In the face of the Health Secretary’s ‘war on overspending‘ healthcare analytics and health economics can show where redistribution of budget can make huge impacts on systems under pressure. But are facts and figures enough to help people working at the highest alert levels make room for new ideas in their day? Senior Communications Manager Tom Parnell takes a look at how we turn charts into change.
Delivered with a K.I.S.S.
My mother-in-law is on the phone to an NHS nurse. She’s thanking him for his help but telling him it’s ‘not the right time’ for her to quit smoking. This is a lie.
My mother-in-law has COPD, the complex system that is made up by her respiratory organs is failing under the pressure of having to regularly deal with an intake of tar and other noxious chemicals.
The NHS knows the solution to this problem – my mother-in-law needs to quit smoking. There’s reams of scientific evidence to back up this conclusion. Years of studies, papers and carefully analysed data all point to quitting smoking leading to improvements for COPD and even reducing risk of death, it’s even written on the side of cigarette packets.
My mother-in-law wanted to quit, she went to her GP for help, and was given all the NHS’s tools which they use to support patients in this extremely difficult venture. These included reams of leaflets and information to read, instructions on keeping a no-smoking diary, setting up alerts for applying nicotine patches and various other measures that the quitter is supposed to take.
The result? My mother-in-law felt overwhelmed. The ‘help pack’ ended up adding a considerable amount of stress onto what is widely recognised as an already highly stressful activity to undertake, and so she gave up giving up.
So what happened here? We know the science is good. Those quitting methods, keeping a diary, setting timers, etc. have almost certainly been successfully tested on other patients. But the NHS gave her everything at once and told her it was all equally as important. This brings us to lesson 1: K.I.S.S. – Keep It Simple Stupid!
In case you haven’t already guessed the subtle analogy I’ve been building up to, we at the Health Economics are experts at finding evidence-based impactful changes in complex system. Our work using allocative efficiency to analyse COPD pathways for ICSs and ICBs found numerous potential improvements which could improve population health while not adding to the system’s budgets.
We worked with huge data sets, as well as swathes of information gathered from patients, clinicians and other stakeholders, all put through the kind of algorithms that Hollywood films put on chalk boards to demonstrate that the film’s hero is taking a maths class for super geniuses.
We could have just handed all our workings out over in a huge document, said “it’s all in there”, collected our cheque and gone home. We would have given the system leaders all the information they needed, they just would have to have read several thousand words to find and understand it, and ultimately nothing more would have happened.
Instead, because we had already engaged with stakeholders across the ICSs and ICBs we were able to give them the recommendations they needed, in a format they could use. Clear and simple changes they could make in budget allocation and commissioning of services, to potentially keep hundreds of patients out of hospital for longer, saving millions of pounds further down the line. While it’s important to have the ‘why’, and we always show our workings, some people just need to know the ‘what’ so they can take the next steps to improvement.

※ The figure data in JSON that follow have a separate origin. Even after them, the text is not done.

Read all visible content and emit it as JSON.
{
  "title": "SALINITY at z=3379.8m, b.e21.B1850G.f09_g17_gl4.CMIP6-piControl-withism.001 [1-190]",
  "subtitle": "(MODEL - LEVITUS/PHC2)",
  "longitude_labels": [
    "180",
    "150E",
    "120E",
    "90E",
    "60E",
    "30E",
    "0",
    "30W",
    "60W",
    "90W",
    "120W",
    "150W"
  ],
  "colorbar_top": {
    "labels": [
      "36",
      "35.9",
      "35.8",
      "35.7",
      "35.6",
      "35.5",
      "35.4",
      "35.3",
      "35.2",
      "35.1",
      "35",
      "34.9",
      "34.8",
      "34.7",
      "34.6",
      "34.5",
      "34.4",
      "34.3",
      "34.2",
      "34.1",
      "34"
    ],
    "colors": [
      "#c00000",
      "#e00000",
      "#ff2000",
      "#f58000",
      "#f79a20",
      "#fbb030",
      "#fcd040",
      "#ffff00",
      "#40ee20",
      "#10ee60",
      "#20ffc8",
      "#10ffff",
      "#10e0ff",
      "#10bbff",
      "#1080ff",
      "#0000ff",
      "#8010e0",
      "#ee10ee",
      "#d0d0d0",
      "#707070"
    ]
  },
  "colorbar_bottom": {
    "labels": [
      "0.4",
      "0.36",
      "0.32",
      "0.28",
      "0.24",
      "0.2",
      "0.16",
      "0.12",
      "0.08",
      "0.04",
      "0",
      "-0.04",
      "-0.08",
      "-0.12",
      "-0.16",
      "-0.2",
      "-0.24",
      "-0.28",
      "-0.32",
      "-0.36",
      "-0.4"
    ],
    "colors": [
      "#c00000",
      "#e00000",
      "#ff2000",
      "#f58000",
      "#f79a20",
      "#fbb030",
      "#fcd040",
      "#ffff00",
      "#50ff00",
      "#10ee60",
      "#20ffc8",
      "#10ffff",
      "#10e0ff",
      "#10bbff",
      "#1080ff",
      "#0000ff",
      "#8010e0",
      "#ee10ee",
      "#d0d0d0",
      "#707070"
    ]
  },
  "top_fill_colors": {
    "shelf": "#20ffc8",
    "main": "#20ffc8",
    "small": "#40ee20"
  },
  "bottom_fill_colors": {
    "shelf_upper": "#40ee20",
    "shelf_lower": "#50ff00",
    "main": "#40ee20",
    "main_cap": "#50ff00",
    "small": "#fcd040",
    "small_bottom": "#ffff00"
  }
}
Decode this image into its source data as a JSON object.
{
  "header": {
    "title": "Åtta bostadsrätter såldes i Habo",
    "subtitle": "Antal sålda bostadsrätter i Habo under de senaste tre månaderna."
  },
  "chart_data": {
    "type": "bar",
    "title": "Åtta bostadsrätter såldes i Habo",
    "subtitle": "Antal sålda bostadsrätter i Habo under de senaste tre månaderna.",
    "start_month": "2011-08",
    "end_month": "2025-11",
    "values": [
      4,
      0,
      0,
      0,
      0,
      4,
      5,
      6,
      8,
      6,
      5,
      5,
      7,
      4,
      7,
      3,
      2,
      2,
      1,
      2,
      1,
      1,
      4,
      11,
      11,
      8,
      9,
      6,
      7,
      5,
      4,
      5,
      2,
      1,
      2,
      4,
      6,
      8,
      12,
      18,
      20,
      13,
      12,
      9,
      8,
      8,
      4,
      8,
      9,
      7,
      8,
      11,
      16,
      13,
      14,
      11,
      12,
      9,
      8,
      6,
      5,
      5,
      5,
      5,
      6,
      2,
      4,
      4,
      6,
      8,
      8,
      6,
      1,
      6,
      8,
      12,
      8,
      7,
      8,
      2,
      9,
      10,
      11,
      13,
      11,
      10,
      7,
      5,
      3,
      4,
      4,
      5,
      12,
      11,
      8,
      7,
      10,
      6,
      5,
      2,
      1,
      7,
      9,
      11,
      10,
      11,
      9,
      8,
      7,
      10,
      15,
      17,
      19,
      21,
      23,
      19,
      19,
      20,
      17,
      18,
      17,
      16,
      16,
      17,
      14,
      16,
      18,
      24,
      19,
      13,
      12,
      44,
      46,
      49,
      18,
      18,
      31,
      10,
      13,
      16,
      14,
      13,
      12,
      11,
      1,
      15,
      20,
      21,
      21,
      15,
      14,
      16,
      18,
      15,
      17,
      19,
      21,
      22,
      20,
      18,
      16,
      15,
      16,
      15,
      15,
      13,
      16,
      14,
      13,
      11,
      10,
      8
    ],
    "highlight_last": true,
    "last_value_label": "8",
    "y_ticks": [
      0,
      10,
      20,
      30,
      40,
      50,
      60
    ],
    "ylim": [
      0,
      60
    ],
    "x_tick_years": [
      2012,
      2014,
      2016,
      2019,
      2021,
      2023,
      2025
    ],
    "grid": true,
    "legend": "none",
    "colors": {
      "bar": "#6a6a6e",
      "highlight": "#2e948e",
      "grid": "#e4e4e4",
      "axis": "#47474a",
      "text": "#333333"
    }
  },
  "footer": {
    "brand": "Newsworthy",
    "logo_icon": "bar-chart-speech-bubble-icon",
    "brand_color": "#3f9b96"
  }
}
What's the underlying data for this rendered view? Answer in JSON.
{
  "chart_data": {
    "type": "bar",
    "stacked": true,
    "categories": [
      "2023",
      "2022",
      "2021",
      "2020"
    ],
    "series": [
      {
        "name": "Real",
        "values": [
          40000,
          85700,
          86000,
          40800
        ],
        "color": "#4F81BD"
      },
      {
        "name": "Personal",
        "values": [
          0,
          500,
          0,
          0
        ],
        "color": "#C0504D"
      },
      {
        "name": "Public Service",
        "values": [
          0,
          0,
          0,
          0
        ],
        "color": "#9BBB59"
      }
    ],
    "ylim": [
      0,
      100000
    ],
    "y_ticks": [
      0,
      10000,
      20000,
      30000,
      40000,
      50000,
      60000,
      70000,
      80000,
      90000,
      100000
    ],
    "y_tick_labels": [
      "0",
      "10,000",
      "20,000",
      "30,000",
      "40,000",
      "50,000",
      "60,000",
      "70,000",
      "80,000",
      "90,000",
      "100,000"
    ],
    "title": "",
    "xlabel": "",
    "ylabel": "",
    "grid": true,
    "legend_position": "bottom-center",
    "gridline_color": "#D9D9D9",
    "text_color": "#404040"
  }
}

If in doubt, trust yourself. I’m no analyst, I’m a communications professional, so when it comes to complex data I consider myself the ‘stupid’ in the K.I.S.S. acronym, and my rule is “if I can’t understand what we’re recommending, then other people won’t.”
More than just a number
Change is driven not only by evidence, but also by passion. Our work for Marie Curie UK, in collaboration with the Nuffield Trust, showed that at least £22.1 billion is spent on end of life care every year in the UK, with 81% of health spend spent in hospitals.
Your average person, upon hearing this figure, might think little more than “Huh, that’s interesting.” but by understanding the story behind the data – the numbers of people dying in hospital, who would rather be dying at home and the cost and pressure this also puts on the NHS – and combining it with Marie Curie’s passion to improve end-of-life care in the UK, we are able to drive significant change.
Soon after its publication, our work was driving debate on Radio 4’s Today programme and BBC 5 Live’s breakfast show, and making headlines in the Independent, the Mail, the Mirror, the Standard, the Express and the Guardian, as well as the BMJ and The Carer.
Most impactful of all, Lisa Cummins, of the HEU, joined representatives from Marie Curie and the Nuffield Trust at a parliamentary roundtable, where our evidence was shared and MPs were briefed on how this should feed into the NHS’s 10 Year Plan to improve care for the dying.
Our analysts are great at understanding healthcare data and pulling insights from it, but sometimes we need to take a moment to think about the lives which our statistics cover and the stories which the numbers contain.
Thanks to analytics, we continue to discover more ways in which we can collaborate to improve population health, but it is only through effective and passionate communication that we can turn these ideas into action.